When it comes to presidential politics, Colorado may not be the swing state it once was, but the state gets another electoral college vote, taking us from 9 to 10.
OK, now will you tell us what it means for the Front Range?
The short answer is we don’t know yet.
Most of the population growth happened along the Front Range, so this is where the new congressional seat will likely be formed. But where it’s going to be is the political question of the year, and will also likely be the big political fight, too.
“I think it’ll be in the metro area,” said GOP strategist Tyler Sandberg. “But will it be north metro or south metro? I’m not sure.”
He thinks the more interesting question is how it will “inevitably reshape every other seat.”
So who decides where this district will go?
That burden will fall on the 12 members of the Colorado Independent Congressional Redistricting Commission. This is the first time an independent commission will try creating the map. The last few times the General Assembly tried, and it did not turn out well. Ultimately, the courts decided.
The commission will try and draw districts that:
- Have equal population
- Are contiguous geographic areas
- Comply with the Voting Rights Act of 1965 and make sure minority voices aren’t minimized
- Preserve “communities of interest” and whole political subdivisions. In other words try and keep counties, cities and towns whole.
- Are compact districts, when possible, and
- Maximize the number of politically competitive districts.
It’s a lot to ask for. And some of it will be hard to define, like “community of interest,” which is a very vague term. Part of that is geographical, but it could also be looked at in terms of culture, ethnicity, economics, trade areas, etc.
The commission is starting this endeavor without all the data it needs, since the Census Bureau is running behind this year.

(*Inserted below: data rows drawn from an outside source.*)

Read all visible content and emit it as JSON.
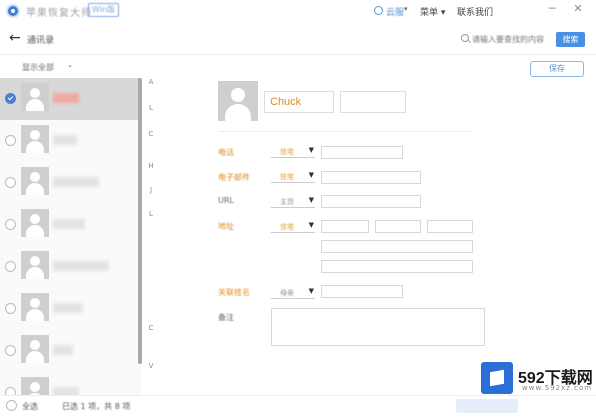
{
  "titlebar": {
    "app_title": "苹果恢复大师",
    "badge": "Win版",
    "user_label": "云服",
    "menu_label": "菜单",
    "contact_label": "联系我们",
    "minimize": "─",
    "close": "✕"
  },
  "toolbar": {
    "back_icon": "←",
    "page_title": "通讯录",
    "search_placeholder": "请输入要查找的内容",
    "search_button": "搜索"
  },
  "list": {
    "filter_label": "显示全部",
    "caret": "⌄",
    "alphabet": [
      "A",
      "L",
      "C",
      "H",
      "J",
      "L",
      "C",
      "V"
    ]
  },
  "detail": {
    "save_button": "保存",
    "first_name": "Chuck",
    "last_name": "",
    "rows": [
      {
        "label": "电话",
        "type": "住宅",
        "label_color": "orange"
      },
      {
        "label": "电子邮件",
        "type": "住宅",
        "label_color": "orange"
      },
      {
        "label": "URL",
        "type": "主页",
        "label_color": "gray"
      },
      {
        "label": "地址",
        "type": "住宅",
        "label_color": "orange"
      },
      {
        "label": "关联姓名",
        "type": "母亲",
        "label_color": "orange"
      },
      {
        "label": "备注",
        "type": "",
        "label_color": "gray"
      }
    ]
  },
  "footer": {
    "select_all": "全选",
    "count_text": "已选 1 项，共 8 项"
  },
  "watermark": {
    "brand": "592下载网",
    "url": "www.592xz.com"
  },
  "colors": {
    "accent": "#4a90e2",
    "label_orange": "#e08a1e",
    "selected_row": "#d8d8d8"
  }
}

But Sandberg noted that the commission is supposed to start with a blank slate. In other words, it doesn’t necessarily have to use the current congressional map as a guide or even a starting point.

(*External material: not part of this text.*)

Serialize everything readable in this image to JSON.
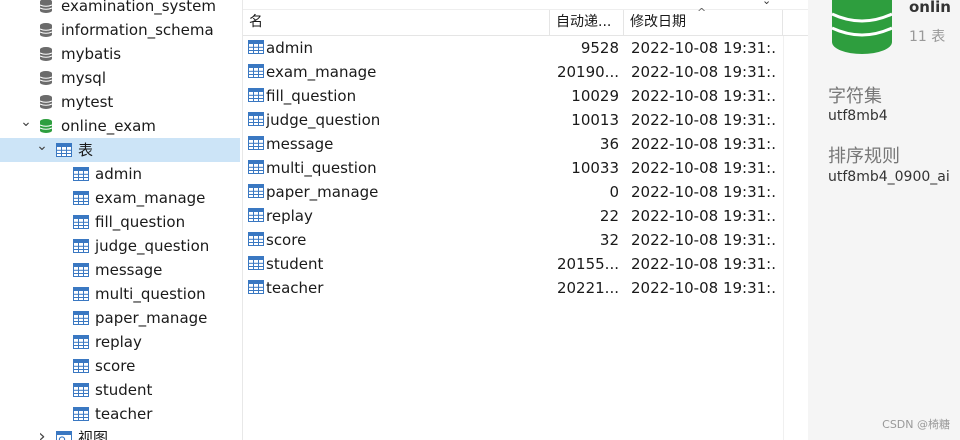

“There will be some tectonic shifts from the new lines is virtually guaranteed,” he said. “There’s no path to small changes. It will inevitably lead to major shake ups in multiple districts.”
So does this mean Denver might get split up and get another seat?
Again, unclear. But DeGette, Denver’s current representative, pointed out that two past court rulings — a federal ruling from the 1980s and one from the state supreme court in 2000 — found Denver has to be kept together as “a community of interest.”
“We did the math,” DeGette said.
Her district will have to get smaller, but the city and county of Denver “itself is not big enough to sustain a congressional district. So, it will have to be Denver plus something else.”
If and when Denver has too many people for one congressional district, that’s when splitting up the city, DeGette said, may become a possibility.
Who will be involved in the fight for where the district goes?
Expect the Democratic and Republican parties — national and local — to weigh in. But they won’t be the only ones. Local groups will also get involved. For example, rural groups are already banding together to argue that their communities be kept together. Pueblo has made it quite clear that it doesn’t want to be part of the 3rd congressional district. Other groups will weigh in over the next few months, and probably more importantly, after the draft maps are released.
You can also have a say, if you choose. The commission is taking public comments about what you’d consider “your communities of interest.”
We’ve corrected an error in this story that originally misreported when the federal ruling DeGette referenced took place. It was from the 1980s, not 1990s.